Un piccolo balzello per gli automobilisti, un grande incasso per l’Automobil Club Italia (Aci). Pochi ci hanno fatto caso, ma da qualche giorno per le pratiche automobilistiche si paga il 30 per cento in più. Non tantissimo in termini assoluti, meno di 7 euro a pratica, anche se in un momento come questo, con le vendite auto in picchiata, pure un refolo diventa spiffero. L’Aci minimizza e dice che si tratta di un aumento modesto, che oltretutto le tariffe erano ferme da 19 anni e considerando che gli italiani cambiano in media auto una volta ogni sei o sette anni, il rincaro su base annua è di appena un euro. Come un caffè.

Tutto vero. Se la faccenda, però, si guarda da un’altra angolazione e cioè ci si interroga sul motivo dell’aumento e ci si chiede a chi e a che cosa serve, allora cambia tutto. Quel piccolo rincaro appare non solo ingiustificato perché non copre alcun aumento di costi, ma serve all’Aci per incassare un bel po’ di quattrini e imbellettare bilanci sempre più sofferenti. Quel rincaro per l’Aci guidato da Angelo Sticchi Damiani è enorme: se si moltiplica il numero di pratiche automobilistiche del 2012 (circa 10 milioni) per l’aumento delle tariffe e si sconta la quota di una partita che riguarda le Province, si scopre che nelle casse dell’Automobil club pioveranno la bellezza di circa 40 milioni di euro in più all’anno. Un bel colpo.

Che l’aumento delle tariffe serva soprattutto a dare ossigeno all’Aci lo riconosce l’Aci stesso, anche se in forma obliqua e sfumata. E c’è scritto pure nel testo del decreto con cui il governo del professor Mario Monti in articulo mortis ha stabilito l’incremento lasciando così un bel ricordo di sé alla lobby dell’Automobil Club. L’Aci in una nota inviata al Fatto Quotidiano e il decreto affermano proprio con le stesse parole che il rincaro serve “a garantire l’autonomo equilibrio economico finanziario del servizio, in rapporto ai costi effettivamente sostenuti per l’espletamento dello stesso”. Ma di quale servizio si tratta e di quali costi? Per capirlo bisogna entrare nel sistema delle pratiche auto. In Italia il 75 per cento di questi documenti viene effettuato materialmente dalle agenzie private che quindi ora si dichiarano molto contrariate per i rincari, costrette a metterci la faccia con gli automobilisti clienti, a riscuotere materialmente e poi, come sostituti d’imposta, girare gli importi al Pubblico registro automobilistico (Pra) dell’Aci. In pratica i costi di gestione di questo sistema ricadono sulle agenzie, mentre il Pra incassa e ringrazia sentitamente.

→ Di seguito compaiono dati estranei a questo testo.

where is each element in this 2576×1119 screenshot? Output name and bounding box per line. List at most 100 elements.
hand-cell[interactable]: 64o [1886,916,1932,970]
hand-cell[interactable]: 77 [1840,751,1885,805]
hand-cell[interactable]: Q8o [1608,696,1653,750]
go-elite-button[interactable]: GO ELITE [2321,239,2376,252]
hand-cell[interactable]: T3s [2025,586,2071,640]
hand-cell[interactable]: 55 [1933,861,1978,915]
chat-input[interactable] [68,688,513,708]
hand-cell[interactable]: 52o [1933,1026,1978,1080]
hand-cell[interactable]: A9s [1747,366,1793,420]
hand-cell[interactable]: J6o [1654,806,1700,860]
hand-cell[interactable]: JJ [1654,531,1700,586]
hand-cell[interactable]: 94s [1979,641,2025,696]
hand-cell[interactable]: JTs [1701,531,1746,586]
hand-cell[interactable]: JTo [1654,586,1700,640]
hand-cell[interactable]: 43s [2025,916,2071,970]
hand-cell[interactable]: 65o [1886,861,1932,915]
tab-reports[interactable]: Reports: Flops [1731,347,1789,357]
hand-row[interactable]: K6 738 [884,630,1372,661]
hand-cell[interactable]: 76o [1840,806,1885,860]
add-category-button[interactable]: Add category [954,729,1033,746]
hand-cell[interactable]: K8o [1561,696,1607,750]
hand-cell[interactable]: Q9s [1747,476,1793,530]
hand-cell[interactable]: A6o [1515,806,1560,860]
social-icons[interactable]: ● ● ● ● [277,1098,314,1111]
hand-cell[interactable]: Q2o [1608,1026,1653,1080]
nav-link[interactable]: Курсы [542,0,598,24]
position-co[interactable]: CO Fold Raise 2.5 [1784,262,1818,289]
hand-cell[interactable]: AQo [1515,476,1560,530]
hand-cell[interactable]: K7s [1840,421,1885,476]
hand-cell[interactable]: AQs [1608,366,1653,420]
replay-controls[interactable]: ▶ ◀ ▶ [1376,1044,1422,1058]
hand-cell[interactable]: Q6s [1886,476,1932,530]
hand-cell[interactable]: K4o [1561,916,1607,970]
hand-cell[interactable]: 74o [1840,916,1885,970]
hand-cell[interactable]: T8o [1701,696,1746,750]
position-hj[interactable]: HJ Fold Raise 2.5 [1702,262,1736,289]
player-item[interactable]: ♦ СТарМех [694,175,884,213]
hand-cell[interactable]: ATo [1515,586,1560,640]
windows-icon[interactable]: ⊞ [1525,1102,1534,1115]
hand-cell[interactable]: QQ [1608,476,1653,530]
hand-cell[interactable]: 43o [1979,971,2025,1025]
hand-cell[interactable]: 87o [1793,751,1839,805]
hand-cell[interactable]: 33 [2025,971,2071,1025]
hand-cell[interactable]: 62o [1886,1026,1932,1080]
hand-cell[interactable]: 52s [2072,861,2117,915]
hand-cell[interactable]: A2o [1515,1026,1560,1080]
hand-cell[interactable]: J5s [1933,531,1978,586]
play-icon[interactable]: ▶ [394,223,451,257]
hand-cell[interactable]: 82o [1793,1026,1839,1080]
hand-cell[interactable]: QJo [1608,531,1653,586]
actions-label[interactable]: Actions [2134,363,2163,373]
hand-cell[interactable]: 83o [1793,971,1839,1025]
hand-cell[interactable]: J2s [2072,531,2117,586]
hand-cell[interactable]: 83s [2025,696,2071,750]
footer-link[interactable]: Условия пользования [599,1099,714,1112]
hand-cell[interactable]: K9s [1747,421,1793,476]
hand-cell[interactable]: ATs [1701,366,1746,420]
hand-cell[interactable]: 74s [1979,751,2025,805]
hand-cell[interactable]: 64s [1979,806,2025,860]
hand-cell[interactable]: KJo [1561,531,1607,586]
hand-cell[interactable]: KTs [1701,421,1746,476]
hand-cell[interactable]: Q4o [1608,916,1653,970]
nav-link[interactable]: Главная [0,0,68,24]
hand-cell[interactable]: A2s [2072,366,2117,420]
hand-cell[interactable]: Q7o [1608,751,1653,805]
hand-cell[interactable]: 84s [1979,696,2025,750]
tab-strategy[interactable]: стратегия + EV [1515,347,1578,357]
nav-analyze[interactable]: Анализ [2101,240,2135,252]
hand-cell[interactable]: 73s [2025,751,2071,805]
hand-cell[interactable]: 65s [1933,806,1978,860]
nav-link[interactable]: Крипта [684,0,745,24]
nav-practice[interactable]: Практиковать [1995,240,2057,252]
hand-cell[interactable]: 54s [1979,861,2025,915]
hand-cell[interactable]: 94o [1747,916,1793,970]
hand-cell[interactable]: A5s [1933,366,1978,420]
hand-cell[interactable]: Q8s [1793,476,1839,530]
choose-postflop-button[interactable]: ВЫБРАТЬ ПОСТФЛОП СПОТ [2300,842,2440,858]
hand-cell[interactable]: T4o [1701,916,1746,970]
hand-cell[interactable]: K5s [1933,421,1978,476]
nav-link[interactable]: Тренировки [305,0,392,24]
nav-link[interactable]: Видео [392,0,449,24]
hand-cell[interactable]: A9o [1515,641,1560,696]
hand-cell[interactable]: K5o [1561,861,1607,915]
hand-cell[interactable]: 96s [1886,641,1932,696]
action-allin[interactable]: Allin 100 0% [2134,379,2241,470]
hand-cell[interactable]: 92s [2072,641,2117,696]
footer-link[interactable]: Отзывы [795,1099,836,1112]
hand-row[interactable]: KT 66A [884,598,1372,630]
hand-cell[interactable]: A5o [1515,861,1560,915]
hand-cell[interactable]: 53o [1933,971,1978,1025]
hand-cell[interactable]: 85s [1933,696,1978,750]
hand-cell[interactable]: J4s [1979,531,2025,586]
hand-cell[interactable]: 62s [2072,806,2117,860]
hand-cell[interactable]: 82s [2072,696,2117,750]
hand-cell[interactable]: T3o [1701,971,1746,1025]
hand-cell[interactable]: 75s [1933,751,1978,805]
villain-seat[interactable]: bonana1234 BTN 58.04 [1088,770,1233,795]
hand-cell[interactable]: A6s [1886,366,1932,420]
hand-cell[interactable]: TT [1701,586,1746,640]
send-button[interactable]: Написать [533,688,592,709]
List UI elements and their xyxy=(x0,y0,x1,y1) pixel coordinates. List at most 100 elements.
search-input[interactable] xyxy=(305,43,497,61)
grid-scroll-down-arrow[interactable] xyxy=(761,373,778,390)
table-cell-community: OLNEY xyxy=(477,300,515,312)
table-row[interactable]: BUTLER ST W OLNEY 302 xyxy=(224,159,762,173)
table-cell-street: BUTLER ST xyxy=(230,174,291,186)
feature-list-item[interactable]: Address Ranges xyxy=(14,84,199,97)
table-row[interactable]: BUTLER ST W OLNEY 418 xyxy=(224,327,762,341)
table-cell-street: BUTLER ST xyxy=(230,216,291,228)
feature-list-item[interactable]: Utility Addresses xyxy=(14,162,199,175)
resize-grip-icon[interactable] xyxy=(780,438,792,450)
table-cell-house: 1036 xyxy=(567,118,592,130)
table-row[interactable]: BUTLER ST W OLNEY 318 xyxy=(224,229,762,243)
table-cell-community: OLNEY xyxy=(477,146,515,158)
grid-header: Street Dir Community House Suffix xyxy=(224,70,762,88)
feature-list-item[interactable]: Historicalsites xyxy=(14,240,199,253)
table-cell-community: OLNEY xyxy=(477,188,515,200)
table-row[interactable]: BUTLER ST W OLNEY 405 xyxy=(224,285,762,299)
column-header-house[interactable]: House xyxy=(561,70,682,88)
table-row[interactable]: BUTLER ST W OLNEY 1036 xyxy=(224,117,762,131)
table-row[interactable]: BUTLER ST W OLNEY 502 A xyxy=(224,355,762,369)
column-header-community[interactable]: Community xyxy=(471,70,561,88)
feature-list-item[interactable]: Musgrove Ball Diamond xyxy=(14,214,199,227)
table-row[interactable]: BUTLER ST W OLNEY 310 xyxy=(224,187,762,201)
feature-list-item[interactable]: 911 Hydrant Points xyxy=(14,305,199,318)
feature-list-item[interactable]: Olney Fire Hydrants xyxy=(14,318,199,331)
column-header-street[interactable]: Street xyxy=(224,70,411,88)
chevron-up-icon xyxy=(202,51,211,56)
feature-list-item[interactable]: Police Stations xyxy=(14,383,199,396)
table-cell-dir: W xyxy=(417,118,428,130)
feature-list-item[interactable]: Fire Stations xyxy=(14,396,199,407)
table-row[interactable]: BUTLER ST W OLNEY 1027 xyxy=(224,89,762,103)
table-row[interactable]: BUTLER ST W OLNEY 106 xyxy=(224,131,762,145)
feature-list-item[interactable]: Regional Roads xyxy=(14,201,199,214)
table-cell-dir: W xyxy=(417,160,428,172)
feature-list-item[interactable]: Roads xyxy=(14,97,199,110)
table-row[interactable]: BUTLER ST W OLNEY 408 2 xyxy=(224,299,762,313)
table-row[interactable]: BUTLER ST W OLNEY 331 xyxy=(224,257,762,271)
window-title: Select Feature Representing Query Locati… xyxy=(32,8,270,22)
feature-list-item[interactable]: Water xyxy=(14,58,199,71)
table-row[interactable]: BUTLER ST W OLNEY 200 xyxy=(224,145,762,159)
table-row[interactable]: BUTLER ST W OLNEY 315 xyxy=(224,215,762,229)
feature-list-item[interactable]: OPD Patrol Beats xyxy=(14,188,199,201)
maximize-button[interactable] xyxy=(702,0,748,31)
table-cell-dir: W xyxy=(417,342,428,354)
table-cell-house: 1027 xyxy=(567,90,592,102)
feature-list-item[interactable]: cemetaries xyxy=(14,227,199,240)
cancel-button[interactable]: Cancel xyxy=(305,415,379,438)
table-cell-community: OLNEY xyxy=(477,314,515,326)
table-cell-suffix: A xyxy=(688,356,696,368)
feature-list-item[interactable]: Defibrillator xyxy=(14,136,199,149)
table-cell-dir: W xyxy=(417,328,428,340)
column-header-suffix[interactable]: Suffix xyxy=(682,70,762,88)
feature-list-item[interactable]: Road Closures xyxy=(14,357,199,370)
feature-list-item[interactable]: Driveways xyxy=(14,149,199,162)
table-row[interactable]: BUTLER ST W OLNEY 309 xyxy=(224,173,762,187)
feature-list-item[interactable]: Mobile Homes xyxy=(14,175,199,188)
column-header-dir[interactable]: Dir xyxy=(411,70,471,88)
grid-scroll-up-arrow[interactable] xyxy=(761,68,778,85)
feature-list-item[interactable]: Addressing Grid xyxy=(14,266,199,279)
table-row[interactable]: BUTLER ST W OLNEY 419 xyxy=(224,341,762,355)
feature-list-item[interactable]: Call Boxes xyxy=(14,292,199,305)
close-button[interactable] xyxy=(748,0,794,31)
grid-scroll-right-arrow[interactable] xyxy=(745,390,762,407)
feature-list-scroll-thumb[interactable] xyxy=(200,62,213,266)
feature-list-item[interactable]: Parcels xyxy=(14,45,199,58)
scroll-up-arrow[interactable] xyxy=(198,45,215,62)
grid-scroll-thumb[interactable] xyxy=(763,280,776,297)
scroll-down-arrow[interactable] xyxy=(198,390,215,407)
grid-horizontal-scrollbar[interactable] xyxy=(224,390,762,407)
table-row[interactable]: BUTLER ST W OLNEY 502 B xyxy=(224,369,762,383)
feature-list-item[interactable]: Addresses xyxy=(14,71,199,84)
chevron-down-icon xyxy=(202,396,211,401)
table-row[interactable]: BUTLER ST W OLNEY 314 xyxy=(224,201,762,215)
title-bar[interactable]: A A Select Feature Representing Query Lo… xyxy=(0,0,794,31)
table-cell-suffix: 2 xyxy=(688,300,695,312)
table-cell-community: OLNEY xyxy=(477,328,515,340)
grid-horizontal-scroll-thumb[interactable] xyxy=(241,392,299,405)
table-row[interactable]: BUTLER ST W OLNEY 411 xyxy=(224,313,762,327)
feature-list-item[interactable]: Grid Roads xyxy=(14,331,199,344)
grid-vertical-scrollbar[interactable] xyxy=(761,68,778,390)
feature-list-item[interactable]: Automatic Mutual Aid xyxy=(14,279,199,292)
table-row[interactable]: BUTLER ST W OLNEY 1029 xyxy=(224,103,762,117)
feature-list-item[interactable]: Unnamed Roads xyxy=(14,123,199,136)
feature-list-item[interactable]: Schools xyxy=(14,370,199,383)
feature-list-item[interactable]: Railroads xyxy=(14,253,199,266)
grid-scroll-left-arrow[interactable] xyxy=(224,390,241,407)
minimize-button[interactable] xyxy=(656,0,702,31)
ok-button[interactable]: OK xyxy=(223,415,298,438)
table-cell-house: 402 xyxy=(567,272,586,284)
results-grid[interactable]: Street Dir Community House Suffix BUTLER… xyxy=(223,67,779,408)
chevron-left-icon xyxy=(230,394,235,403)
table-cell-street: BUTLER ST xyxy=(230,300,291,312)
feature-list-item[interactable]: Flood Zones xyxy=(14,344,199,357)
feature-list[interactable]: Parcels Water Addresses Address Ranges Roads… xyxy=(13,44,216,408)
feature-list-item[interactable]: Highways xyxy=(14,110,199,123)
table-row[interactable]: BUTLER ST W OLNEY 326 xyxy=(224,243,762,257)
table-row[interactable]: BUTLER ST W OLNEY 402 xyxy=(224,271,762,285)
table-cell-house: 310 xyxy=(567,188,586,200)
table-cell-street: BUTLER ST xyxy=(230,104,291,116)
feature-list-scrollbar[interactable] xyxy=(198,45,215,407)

Da anni governi e varie forze politiche mettono all’ordine del giorno proprio l’abolizione del Pra considerandolo un inutile e costoso doppione della Motorizzazione civile. Ma poi il Pra nessuno lo tocca per un motivo semplice: se davvero saltasse il Pubblico registro, cadrebbe con esso tutto il castello di carte dell’Aci, i suoi apparati, gli interessi, le clientele. Il Pra è il polmone finanziario e la colonna portante dell’Aci: senza Pra, niente Aci. In Europa solo l’Italia ha un sistema barocco imperniato su due entità diverse per la gestione delle pratiche automobilistiche. Solo qui l’automobilista deve rivolgersi a due soggetti diversi (Motorizzazione e Pra) per ottenere due documenti distinti, la carta di circolazione e il certificato di proprietà. Da più di un decennio funziona lo Sta, lo Sportello telematico dell’automobilista, che ha facilitato la vita a cittadini e imprese, ma il Pra è rimasto ugualmente al suo posto.

Nel frattempo il suo costo è schizzato alle stelle: dal 1994 (anno del precedente aumento tariffario) ad oggi, le spese di gestione del Pubblico registro sono aumentate di 911 milioni di euro. Solo nel 2011 c’è stato un incremento di 65 milioni (più 42,70 per cento). L’aumento delle tariffe rimette i conti a posto e fa tirare un sospirone di sollievo all’Aci che, dopo aver raffazzonato i bilanci recenti con un contributo straordinario della controllata Sara assicurazione e la vendita della sede di Aci Informatica in via Fiume delle Perle al Torrino a Roma, stava vivendo con angoscia la prospettiva di un bilancio 2013 da urlo. L’aumento delle tariffe copre i buchi, tanto paga il parco buoi degli automobilisti.